Rechtsprechung Zahnarzthaftung

 

1. Zahnersatz


Die Eingliederung von Zahnersatz mit offenstehenden und überstehenden Kronenrand ist als Behandlungsfehler anzusehen.Grundsätzlich sollte ein Kronenrand seine Präparationsgrenze erreichen. Ist der Kronenrand zu kurz, wird diePräparationsgrenze nicht erreicht und anpräparierte Zahnhartsubstanze liegen frei. Der Zustand des nicht fachgerechten Kronenrandabschlusses besteht bereits zum Eingliederungszeitraum der Krone; der Zustand eines zu kurzen Kronenrandes ändert sich nach dem zementieren nicht mehr. Es ist ausgeschlossen ,dass sich durch falsches Putzverhalten der Kronenrandabschluss während der Gebrauchsperiode ändert.

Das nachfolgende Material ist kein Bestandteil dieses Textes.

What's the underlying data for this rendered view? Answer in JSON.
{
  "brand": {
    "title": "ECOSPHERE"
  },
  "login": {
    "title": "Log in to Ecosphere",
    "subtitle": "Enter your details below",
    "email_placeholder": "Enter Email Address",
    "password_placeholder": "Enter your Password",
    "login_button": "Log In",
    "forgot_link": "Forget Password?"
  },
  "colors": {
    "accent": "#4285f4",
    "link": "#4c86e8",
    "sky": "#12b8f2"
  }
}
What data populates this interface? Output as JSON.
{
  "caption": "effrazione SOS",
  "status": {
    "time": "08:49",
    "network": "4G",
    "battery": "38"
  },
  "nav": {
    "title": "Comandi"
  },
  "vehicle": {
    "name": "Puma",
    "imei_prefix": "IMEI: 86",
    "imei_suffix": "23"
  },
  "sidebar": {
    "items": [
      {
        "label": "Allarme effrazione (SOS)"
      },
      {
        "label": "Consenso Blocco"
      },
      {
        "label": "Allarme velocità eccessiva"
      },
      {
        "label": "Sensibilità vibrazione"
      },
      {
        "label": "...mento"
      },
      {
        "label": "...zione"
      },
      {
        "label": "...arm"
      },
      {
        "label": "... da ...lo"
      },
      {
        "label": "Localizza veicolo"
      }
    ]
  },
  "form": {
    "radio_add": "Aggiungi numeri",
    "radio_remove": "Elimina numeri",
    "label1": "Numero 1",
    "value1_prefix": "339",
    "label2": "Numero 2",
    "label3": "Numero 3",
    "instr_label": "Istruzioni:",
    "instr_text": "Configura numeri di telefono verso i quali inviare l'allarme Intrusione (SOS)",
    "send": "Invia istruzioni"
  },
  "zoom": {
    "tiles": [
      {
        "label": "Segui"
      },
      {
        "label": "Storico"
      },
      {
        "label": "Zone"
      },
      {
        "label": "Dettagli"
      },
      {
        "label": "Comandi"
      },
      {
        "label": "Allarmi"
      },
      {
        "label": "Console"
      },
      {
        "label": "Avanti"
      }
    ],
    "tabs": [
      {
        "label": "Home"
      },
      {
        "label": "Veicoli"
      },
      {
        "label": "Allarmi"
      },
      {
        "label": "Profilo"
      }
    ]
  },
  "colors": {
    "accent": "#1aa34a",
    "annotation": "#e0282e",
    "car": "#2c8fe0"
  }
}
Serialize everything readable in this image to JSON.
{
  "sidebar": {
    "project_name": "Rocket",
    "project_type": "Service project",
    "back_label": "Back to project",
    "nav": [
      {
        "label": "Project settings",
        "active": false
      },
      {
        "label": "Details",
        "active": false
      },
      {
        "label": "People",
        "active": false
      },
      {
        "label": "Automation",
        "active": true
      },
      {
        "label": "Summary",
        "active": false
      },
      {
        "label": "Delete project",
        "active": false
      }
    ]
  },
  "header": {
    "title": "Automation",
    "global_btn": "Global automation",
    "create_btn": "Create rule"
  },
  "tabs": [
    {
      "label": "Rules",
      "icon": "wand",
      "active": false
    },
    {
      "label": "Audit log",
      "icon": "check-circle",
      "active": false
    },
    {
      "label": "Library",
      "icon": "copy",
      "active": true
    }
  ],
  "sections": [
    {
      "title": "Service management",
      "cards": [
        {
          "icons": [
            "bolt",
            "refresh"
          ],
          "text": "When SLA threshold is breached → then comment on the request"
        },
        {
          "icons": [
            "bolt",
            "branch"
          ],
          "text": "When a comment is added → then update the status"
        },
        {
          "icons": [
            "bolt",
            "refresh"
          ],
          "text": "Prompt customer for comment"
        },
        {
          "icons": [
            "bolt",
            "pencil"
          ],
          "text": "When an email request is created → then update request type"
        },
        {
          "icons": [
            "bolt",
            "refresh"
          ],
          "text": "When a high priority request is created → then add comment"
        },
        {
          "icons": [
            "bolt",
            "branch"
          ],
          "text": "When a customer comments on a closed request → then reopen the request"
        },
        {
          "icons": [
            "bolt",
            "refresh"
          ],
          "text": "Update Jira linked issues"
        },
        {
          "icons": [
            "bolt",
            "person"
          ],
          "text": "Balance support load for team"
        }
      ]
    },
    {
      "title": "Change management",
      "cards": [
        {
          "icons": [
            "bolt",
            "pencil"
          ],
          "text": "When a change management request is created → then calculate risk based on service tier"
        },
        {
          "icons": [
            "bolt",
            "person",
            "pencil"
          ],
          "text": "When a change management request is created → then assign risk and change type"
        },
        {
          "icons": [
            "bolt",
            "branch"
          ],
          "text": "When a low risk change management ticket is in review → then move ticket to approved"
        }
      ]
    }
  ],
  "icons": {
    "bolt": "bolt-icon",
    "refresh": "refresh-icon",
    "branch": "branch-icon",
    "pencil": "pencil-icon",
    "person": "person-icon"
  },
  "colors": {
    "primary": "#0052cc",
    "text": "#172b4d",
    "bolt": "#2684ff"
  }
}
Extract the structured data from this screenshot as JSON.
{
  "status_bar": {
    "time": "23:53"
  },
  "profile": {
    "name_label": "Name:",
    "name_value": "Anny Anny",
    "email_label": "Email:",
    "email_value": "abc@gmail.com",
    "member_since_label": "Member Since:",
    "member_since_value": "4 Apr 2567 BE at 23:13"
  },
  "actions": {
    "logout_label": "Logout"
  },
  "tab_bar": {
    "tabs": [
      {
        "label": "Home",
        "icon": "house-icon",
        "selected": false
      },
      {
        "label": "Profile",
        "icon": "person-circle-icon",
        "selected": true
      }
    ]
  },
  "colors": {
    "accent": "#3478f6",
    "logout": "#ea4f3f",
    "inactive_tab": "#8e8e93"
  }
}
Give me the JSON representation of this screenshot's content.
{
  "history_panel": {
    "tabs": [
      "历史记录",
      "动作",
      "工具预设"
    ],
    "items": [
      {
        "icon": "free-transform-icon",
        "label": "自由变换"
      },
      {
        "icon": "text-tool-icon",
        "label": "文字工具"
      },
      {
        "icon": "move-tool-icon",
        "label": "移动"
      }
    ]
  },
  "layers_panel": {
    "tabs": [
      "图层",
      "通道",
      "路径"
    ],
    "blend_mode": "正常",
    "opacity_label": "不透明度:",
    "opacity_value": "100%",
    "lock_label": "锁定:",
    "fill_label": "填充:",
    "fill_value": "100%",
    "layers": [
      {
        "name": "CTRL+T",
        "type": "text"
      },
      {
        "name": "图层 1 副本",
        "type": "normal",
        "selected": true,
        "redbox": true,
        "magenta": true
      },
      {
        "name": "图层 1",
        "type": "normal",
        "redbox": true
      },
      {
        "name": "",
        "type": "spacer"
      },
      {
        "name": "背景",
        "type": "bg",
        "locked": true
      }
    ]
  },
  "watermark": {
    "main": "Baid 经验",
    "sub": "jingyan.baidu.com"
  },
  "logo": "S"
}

Folge der Eingliederung von Zahnersatz mit nicht regelrechtem Kronenrandabschluss kann der Verlust der Vergütungsansprüche des Zahnarztes sein. Ferner besteht ggf. eine Verpflichtung zur Zahlung von Schmerzensgeld (AG Wedding, 2002). Dokumentationsmängel können zu einer Umkehr der Beweislast führen. Dies kann der Fall sein, wenn der Zahnarzt notwendige Kontrollbefunde entgegen medizinischer Notwendigkeit und Üblichkeit nicht erhebt. Treten nach einer Implantation in diesem Bereich Entzündungen auf und müssen die Implantate entfernt werden, kommt es zu einer Beweislastumkehr, wenn der Gutachter auf Grund fehlender Röntgenaufnahmen nach Einbringen der Implantate nicht beurteilen kann, ob die Entzündungen durch fehlerhafte Insertion oder davon unabhängige Umstände aufgetreten sind (OLG Köln 1994, MDR 94, 994; OLG Saarland 1997, MDR 98, 469 f). Eine zahnprothetische Maßnahme darf erst erfolgen, wenn zuvor der an Paradontitis erkrankte Patient entsprechend behandelt worden ist. Erst dann darf die Eingliederung des Zahnersatzes erfolgen (OLG Köln 1991, VersR 361 f; OLG Oldenburg 1993, AHRS 2695/105; OLG Düsseldorf 1996, AHRS 2695/131) Anderes kann gelten, wenn der Patient sich nachhaltig weigert die erforderliche Behandlung der Zahnbetterkrankung durchführen zu lassen (LG Aachen 1999, VersR 2000 1374). Die Verblockung von Kronen und Brücken im Front-und Seitenzahnbereich erschwert die Mundhygiene. Von einem Behandlungsfehler ist auszugehen, wenn diese Gestaltung nicht erforderlich war. Eine erschwerte Mundhygiene ist von dem Patienten nicht hinzunehmen. Es sei nicht einzusehen, warum ein Patient eine paradontalhyhygienisch besonders ungünstige Gestaltung der Aproxiomalräume als mangelfrei hinnehmen soll, wenn eine günstigere Gestaltung möglich gewesen wäre (OLG Köln 1992, VersR 93, 1400).


2. Zahnextraktionen


Die Extraktion eines Zahnes ist erst dann indiziert, wenn Erhaltungsmaßnahmen nicht mehr in Betracht kommen (OLG Hamm 1981; OLG Düsseldorf 1988). Zu den Erhaltungsmaßnahmen zählt auch die Unterweisung des Patienten in das richtige Putzverhalten. Bei einem 16 –jährigen Patienten kann nicht von vornherein davon ausgegangen werden, dass sich die Mundhygiene nicht mehr ändert und deshalb die Extraktion insgesamt erhaltungswürdiger Zähne indiziert sei (OLG Hamm, 2001; MDR 01, 871 f.). Gleiches gilt für eine Reihen- oder Totalextraktion ohne vorheriger Erhaltungsdiagnostik und Erhaltungstherapieversuchen mit entsprechender Aufklärung. Zu der Erhaltungsdiagnostik sind u.a. zu zählen Vitalitätsproben, Einzelzahnfilme, Taschentiefenmessung, Feststellung des Grades der Zahnlockerung und der Ausdehnung von kariösen
Läsionen (OLG Oldenburg 1999, MDR 99, 676 f). Vor der Extraktion eines Weisheitszahnes ist über die Risiken und mögliche Alternativen aufzuklären. Das Selbstbestimmungsrecht eines Patienten verlangt, dass dieser selbst bestimmen müssen kann, ob er den Eingriff vornehmen lassen will oder nicht. Dies gilt auch, wenn eine Ablehnung medizinisch unvernünftig ist (BGH 1993, MDR 94, 1089).